J’ai ouvert le paquet de ma copine et je suis entrée dans la baraque. Avec l’effet de surprise, tout s’est passé comme sur des roulettes.
Maintenant ils sont dans la pièce d’à coté. Et moi je suis là à me demander comment j’en suis arrivée là et si j’ai une chance de m’en tirer. Sans doute pas. Et alors ? Ma vie, elle est déjà derrière moi. Loin derrière. Je vérifie une dernière fois que l’flingue de ma copine est bien chargé. Je peux pas le laisser s’en tirer. Il doit crever. Je me lève avec la détermination qui m’a toujours manqué avant. Il va crever.

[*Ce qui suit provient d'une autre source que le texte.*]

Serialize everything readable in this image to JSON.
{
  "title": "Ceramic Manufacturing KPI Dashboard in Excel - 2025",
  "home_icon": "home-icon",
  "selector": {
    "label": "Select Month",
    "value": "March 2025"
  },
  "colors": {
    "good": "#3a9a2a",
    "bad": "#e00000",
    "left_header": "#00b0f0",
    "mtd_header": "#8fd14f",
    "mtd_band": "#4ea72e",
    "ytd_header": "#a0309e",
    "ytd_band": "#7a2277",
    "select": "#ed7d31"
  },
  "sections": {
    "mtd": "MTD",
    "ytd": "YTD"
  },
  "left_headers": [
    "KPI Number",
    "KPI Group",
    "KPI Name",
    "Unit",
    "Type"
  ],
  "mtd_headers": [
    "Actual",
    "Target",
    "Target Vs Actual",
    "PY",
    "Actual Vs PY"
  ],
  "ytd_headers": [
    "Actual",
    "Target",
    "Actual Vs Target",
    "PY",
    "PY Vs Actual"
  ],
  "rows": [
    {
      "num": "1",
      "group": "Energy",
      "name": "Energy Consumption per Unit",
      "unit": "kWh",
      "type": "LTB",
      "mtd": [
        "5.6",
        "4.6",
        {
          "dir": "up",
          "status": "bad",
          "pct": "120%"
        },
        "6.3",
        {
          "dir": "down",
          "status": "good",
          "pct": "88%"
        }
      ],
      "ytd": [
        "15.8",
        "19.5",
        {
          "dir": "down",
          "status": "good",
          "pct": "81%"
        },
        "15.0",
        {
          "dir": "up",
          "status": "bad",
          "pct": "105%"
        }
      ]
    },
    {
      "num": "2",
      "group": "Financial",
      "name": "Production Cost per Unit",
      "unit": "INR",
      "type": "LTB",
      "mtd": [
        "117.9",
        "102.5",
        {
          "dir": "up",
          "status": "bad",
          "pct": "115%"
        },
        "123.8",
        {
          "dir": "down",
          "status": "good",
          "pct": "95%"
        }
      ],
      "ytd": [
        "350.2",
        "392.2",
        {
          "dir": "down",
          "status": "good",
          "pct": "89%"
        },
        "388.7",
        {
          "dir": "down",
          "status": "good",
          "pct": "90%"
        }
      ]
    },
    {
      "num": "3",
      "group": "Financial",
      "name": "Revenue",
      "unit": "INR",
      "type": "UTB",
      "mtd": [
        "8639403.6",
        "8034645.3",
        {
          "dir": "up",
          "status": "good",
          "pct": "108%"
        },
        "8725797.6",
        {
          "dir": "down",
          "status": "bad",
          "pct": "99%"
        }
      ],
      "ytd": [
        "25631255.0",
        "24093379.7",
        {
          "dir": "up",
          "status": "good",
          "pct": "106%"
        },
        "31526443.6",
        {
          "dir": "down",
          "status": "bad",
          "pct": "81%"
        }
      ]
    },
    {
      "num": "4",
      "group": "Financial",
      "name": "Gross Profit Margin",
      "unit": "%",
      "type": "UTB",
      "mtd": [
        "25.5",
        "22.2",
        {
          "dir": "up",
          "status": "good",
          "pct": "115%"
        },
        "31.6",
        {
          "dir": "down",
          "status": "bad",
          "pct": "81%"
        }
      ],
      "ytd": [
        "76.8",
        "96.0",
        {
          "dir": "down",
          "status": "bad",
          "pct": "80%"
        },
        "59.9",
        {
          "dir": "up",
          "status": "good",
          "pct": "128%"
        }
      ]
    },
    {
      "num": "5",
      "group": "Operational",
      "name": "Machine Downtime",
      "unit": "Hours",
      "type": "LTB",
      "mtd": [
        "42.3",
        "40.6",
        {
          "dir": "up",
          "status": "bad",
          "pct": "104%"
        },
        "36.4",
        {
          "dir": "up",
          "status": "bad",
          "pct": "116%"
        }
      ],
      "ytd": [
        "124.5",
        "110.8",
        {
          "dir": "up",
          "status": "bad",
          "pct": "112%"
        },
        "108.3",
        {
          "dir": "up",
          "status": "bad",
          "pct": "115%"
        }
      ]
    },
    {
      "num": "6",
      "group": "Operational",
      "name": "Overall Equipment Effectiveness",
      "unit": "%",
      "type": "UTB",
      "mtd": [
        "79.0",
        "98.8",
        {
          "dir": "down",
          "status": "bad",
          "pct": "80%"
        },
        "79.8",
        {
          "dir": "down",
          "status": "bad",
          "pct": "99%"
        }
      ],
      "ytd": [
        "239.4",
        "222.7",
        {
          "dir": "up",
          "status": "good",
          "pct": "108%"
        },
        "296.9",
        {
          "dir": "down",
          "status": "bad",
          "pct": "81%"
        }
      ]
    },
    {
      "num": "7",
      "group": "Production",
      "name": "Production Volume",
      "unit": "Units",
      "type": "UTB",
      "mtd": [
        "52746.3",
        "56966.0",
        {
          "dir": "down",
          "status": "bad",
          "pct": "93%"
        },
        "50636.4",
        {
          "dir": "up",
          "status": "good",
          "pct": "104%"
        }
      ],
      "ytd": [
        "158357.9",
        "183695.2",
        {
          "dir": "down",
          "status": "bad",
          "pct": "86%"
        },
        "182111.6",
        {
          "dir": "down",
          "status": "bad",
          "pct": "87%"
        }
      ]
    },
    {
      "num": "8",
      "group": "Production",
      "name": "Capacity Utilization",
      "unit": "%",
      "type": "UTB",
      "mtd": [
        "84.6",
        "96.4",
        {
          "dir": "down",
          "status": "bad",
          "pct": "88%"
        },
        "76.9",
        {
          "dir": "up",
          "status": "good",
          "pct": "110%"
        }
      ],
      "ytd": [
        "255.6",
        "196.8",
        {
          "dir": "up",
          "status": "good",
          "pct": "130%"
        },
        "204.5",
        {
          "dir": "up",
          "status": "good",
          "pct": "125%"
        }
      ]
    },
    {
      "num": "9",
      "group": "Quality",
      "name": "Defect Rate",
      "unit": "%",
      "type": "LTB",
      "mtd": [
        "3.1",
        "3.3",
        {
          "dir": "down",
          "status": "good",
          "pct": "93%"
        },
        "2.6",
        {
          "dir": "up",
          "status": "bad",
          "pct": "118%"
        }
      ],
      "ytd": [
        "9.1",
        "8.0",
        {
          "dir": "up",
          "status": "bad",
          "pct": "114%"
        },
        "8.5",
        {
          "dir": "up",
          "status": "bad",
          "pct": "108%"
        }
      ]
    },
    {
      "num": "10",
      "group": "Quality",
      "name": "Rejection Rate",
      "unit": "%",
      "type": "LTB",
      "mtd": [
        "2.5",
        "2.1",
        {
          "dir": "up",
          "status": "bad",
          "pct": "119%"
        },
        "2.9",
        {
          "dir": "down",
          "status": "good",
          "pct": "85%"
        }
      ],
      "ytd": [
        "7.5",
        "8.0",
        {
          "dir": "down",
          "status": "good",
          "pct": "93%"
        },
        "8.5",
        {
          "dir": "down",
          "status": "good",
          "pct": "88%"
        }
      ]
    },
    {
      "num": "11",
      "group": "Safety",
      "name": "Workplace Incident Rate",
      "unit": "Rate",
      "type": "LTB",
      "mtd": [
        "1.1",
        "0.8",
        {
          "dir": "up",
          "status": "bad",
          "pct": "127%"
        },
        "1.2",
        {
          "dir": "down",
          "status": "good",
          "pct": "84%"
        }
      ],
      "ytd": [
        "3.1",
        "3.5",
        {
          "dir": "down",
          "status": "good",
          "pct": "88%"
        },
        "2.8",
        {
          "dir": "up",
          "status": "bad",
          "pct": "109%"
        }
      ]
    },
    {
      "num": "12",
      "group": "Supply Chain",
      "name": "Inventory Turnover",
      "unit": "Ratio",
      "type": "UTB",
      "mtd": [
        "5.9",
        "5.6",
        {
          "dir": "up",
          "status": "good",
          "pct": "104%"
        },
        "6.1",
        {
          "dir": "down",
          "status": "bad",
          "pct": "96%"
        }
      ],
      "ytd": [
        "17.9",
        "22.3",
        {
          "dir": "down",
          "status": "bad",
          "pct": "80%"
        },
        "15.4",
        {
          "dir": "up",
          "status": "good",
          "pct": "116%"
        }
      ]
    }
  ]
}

J’ouvre la porte, il me regarde. Il sait. On sait tous les deux qu’il ne peut en être autrement. Je lui souris quand je pointe le canon de mon arme sur son front. Il me rend mon sourire. Je crois voir dans son regard… quoi exactement ? un remords ? des excuses ? de l’amour ? Je lui souris encore quand mon doigt commence à presser doucement la détente. Lui ne sourit plus. Il ferme les yeux, baisse légèrement la tête.
Et quoi ? Parce qu’il a cette attitude résignée, parce qu’il fait mine d’accepter le sort que je lui réserve, parce qu’il semble avoir attendu cette issue à notre histoire, je vais le faire ? Tout ça n’aura servi à rien ?
J’ai souri encore en abaissant l’arme. Il a relevé la tête. A jeté un œil à sa poule. M’a regardée à nouveau. Il a dit « Ça va aller Poupée »… et j’avais envie de le croire. Mais c’est l’autre qui a répondu. C’était elle, la poupée. Pas moi.
Son regard est encore passé d’elle à moi et il a à peine eu le temps de comprendre quand j’ai relevé le flingue et tiré.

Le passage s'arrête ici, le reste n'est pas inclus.